I had four glorious months of maternity leave and then I was ready to go back to work and the baby was ready for outside influences to learn and grow. It makes a difference, I think, if you find a great nanny - I found a recent nursing grad and I could tell the baby was so comfortable with her. I've become efficient at working during the day and finishing all those phone calls and errands I can't do with him. I was interested to find I wasn't sad at all to go back to work, but that's because I did take that 4th month (using FMLA and some vacation) and then knew I was ready. I have to say I look so forward to spending the evening with him, and the weekend days when I "get to" spend all day with him are just a joy.
Many moms in my new moms' group who've chosen to find husbands to provide for them so they can stay at home, seem chronically exhausted with tending to the baby's needs all day every day (and spend a great deal of energy nursing grudges against their husbands for not helping). I think it takes a special person with special patience to tend to a baby's needs all day every day, and many stay at home moms I see don't have that. If I stayed home much longer, I would spend more and more time at the computer with Spencer in my lap bored and frustrated. Tina Fey has a great line that her toddler's favorite game is to switch roles: when she plays mommy she sits at the computer and says, "Not now, honey, mommy's doing her work." I know Spencer is healthier and happier because I bring a patient, calm nanny he trusts to nurture him during my working time. Indeed, I can often see him doing things I know she taught him and I think that adds to his growth.

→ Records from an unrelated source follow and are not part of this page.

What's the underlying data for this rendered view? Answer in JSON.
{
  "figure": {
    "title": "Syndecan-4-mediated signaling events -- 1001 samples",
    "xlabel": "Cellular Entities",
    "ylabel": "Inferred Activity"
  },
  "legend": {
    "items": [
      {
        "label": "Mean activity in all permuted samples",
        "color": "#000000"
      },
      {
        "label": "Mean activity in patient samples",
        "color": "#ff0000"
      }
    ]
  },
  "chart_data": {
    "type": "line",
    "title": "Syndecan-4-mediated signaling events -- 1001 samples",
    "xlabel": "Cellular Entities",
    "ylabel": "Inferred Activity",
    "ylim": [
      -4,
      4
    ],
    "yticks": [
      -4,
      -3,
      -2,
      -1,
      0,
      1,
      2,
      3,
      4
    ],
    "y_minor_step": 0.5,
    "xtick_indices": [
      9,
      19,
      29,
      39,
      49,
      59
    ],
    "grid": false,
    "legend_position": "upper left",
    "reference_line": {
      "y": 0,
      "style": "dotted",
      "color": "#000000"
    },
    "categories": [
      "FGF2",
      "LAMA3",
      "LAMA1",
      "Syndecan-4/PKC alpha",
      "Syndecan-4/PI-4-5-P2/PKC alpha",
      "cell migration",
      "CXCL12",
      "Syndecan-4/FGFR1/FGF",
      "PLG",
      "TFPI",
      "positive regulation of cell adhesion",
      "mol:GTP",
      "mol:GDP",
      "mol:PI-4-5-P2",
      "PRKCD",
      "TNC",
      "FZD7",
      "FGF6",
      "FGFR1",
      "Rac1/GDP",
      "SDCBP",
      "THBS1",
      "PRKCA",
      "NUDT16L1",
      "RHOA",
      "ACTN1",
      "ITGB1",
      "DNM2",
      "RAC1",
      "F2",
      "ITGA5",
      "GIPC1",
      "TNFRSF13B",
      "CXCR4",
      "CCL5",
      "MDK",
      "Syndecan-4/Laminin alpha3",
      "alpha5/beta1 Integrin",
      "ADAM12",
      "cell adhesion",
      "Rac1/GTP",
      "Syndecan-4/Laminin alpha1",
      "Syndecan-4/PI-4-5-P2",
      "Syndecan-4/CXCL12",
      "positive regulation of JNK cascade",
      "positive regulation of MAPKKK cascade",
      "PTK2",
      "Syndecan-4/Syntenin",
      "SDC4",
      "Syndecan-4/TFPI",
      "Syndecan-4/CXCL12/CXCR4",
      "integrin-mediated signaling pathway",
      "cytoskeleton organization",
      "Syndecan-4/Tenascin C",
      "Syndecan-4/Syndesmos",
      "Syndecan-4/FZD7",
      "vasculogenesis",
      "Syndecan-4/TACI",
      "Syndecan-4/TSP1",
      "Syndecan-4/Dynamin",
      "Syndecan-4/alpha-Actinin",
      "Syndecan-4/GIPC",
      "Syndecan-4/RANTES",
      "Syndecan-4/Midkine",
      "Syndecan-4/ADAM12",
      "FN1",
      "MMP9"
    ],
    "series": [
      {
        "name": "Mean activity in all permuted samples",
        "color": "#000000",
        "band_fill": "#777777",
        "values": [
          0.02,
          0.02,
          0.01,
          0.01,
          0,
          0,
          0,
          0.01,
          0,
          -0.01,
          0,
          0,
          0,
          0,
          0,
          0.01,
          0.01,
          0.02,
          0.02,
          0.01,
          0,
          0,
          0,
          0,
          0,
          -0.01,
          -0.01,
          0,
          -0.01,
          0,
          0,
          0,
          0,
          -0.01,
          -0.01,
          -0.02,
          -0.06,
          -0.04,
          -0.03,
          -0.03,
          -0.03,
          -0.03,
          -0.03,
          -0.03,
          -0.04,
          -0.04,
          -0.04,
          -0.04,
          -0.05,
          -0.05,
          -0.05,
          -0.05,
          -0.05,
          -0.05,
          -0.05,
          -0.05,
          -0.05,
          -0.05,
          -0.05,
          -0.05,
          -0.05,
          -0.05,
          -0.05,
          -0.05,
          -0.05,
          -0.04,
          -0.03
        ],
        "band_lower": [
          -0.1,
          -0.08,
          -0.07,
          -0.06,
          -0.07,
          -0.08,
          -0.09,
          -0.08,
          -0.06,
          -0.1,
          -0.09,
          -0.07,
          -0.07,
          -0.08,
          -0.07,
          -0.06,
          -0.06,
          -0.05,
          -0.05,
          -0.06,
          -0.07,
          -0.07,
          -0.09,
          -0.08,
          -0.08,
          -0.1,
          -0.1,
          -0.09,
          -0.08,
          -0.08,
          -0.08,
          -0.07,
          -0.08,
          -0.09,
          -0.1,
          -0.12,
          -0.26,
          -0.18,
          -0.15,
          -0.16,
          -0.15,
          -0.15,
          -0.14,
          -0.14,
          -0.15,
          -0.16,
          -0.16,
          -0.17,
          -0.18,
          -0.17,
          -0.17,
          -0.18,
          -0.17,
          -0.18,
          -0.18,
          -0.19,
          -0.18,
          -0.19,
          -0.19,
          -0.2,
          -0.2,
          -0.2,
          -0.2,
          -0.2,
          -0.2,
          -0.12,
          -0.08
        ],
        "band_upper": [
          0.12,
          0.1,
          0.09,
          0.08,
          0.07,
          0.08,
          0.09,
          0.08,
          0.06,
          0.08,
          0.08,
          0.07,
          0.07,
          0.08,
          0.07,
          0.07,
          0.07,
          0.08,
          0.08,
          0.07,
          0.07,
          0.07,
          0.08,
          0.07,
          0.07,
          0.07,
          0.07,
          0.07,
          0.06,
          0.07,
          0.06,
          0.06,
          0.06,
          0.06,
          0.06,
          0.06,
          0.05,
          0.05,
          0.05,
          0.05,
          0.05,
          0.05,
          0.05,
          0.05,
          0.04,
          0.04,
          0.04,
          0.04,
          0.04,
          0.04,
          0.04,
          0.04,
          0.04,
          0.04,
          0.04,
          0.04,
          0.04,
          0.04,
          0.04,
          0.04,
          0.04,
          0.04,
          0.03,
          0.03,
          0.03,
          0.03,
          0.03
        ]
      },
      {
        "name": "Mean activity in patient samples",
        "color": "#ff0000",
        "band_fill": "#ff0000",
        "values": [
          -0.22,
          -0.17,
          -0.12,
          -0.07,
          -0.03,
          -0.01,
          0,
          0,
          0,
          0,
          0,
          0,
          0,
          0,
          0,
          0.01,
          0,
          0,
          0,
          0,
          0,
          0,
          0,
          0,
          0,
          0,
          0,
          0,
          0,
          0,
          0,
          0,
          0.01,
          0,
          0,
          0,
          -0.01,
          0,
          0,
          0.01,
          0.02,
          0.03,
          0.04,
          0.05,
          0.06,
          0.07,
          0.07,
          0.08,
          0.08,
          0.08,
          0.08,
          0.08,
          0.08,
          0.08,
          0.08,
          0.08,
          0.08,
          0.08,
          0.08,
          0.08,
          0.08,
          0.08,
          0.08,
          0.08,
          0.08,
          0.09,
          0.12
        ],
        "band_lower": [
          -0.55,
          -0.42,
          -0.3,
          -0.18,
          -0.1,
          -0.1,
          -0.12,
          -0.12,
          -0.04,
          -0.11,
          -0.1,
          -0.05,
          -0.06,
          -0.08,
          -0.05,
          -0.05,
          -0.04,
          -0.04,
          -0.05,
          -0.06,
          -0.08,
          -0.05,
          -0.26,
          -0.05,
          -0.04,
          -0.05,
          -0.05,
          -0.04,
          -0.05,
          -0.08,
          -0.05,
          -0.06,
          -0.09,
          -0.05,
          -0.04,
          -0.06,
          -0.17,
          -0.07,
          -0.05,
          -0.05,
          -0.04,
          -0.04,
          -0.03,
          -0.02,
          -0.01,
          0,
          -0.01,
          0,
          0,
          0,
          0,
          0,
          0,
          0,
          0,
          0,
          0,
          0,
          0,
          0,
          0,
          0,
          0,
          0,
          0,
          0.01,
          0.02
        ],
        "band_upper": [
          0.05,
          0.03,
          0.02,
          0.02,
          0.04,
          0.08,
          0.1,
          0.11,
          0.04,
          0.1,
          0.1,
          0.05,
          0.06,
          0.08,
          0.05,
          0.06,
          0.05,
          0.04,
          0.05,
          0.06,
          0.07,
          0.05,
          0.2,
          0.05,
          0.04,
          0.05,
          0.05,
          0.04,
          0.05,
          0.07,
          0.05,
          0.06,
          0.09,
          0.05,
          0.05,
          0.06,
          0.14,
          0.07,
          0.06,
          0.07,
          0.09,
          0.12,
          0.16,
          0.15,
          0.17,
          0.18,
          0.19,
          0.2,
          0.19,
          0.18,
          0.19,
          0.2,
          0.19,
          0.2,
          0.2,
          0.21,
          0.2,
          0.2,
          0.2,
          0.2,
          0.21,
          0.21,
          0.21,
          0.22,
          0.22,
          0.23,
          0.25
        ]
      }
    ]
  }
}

That's not to say that I wouldn't enjoy some opportunity in the future to work at home - of course I would love to see my baby more (I hope all parents would), but that still involves having a caregiver in the home because I couldn't meet his needs all day and perform my work. Before I was pregnant I used to fantasize about writing at home full-time - and taking care of the baby - once I get my partially finished book and theoretical screen play sold. My mom, the wise working mother of seven, laughed and said, "That's a great plan. You and what nanny?"
I agree working and mothering is tiring, and I've been near tears at times at the exhaustion because I'm still waking up with night feeds, and can't figure out how in the world to find time to fold the laundry if I'm lucky enough to get it washed. And my hair is up in a bun now because I haven't had time to wash it in over a week -- but then I nurse my baby and know it's all worth it. I wouldn't do it any other way (except if I win the lottery I would hire a housecleaner).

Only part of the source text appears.